Oct 20, 2022
VOT Research Desk
The decision by the Fed to raise interest rates appears to be having a very positive impact on the price of Bitcoin. The strong association with the stock market can be used to explain some of this relationship.
Additionally, BTC is being significantly impacted by high-impact macroeconomic news that also has an influence on traditional markets. The Consumer Price Index (CPI) print on October 13 was the most recent such report, and it caused a lot of volatility. BTC has since made mediocre movements that have continued to range.
Investors should anticipate a favorable movement in the price of Bitcoin between now and the following Fed meeting on November 1 and 2 due to technological advancements.
The price of Bitcoin is presently resting at the bottom of a range that spans from $32,427 to $17,593.
After a temporary rejection at the 30-day EMA at $19,474, BTC is looking for a support level that will counteract the selling pressure, give it time to recover, and serve as the catalyst for a turnaround.
If successful, the 30-day EMA and the $20,306–$20,737 resistance range will once more be faced by the price of Bitcoin.

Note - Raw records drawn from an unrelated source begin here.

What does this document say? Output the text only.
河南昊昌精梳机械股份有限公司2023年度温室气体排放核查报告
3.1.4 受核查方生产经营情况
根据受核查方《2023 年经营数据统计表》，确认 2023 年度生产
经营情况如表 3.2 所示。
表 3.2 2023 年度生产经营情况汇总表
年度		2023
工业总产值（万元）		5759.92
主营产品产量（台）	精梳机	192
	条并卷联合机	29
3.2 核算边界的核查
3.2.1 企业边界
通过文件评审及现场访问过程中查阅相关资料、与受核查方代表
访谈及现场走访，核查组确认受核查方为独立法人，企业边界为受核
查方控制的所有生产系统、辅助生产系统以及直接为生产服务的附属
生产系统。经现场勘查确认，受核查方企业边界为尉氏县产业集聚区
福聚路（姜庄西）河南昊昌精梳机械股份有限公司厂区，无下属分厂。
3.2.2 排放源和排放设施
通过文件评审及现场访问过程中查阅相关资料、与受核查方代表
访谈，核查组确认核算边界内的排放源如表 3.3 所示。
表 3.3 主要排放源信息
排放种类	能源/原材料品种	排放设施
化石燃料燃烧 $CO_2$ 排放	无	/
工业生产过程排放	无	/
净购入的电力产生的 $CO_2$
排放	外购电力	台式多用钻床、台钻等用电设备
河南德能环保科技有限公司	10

For the major crypto currency to fill the inefficiency at $22,048 or retest the 200-week Simple Moving Average (SMA) at $23,710, it is imperative that these obstacles be turned into a footing.
According to forecast, the price of Bitcoin may have already found solid support to start a turnaround.
The Consumer Price Index (CPI) report on October 13 caused an 11% increase, and after that, BTC saw a mean reversion to $18,934.
However, the decreasing support trend line that connects the swing highs since May 31 and this midpoint are congruent.
This support combination increases the likelihood that a rally in the price of bitcoin will start from this point. To be successful, BTC purchasers must get through the fore mentioned obstacles.
Approximately 4.43 million addresses that acquired 2.72 million BTC at an average cost of $21,793 are “Out of the Money,” according to Into the Block’s Global In/Out of the Money (GIOM) model. Since the investors who are “Out of the Money,” as identified by the GIOM, will be pushing prices higher so they can dump their positions without suffering a loss, the possibility for a rise up to $22,000 is considerable and plausible.
However, a retest of $28,000 is very improbable – for the same reason – as the rally may run out of steam without a meaningful jump in positive momentum due to the increased selling by traders aiming to achieve breakeven.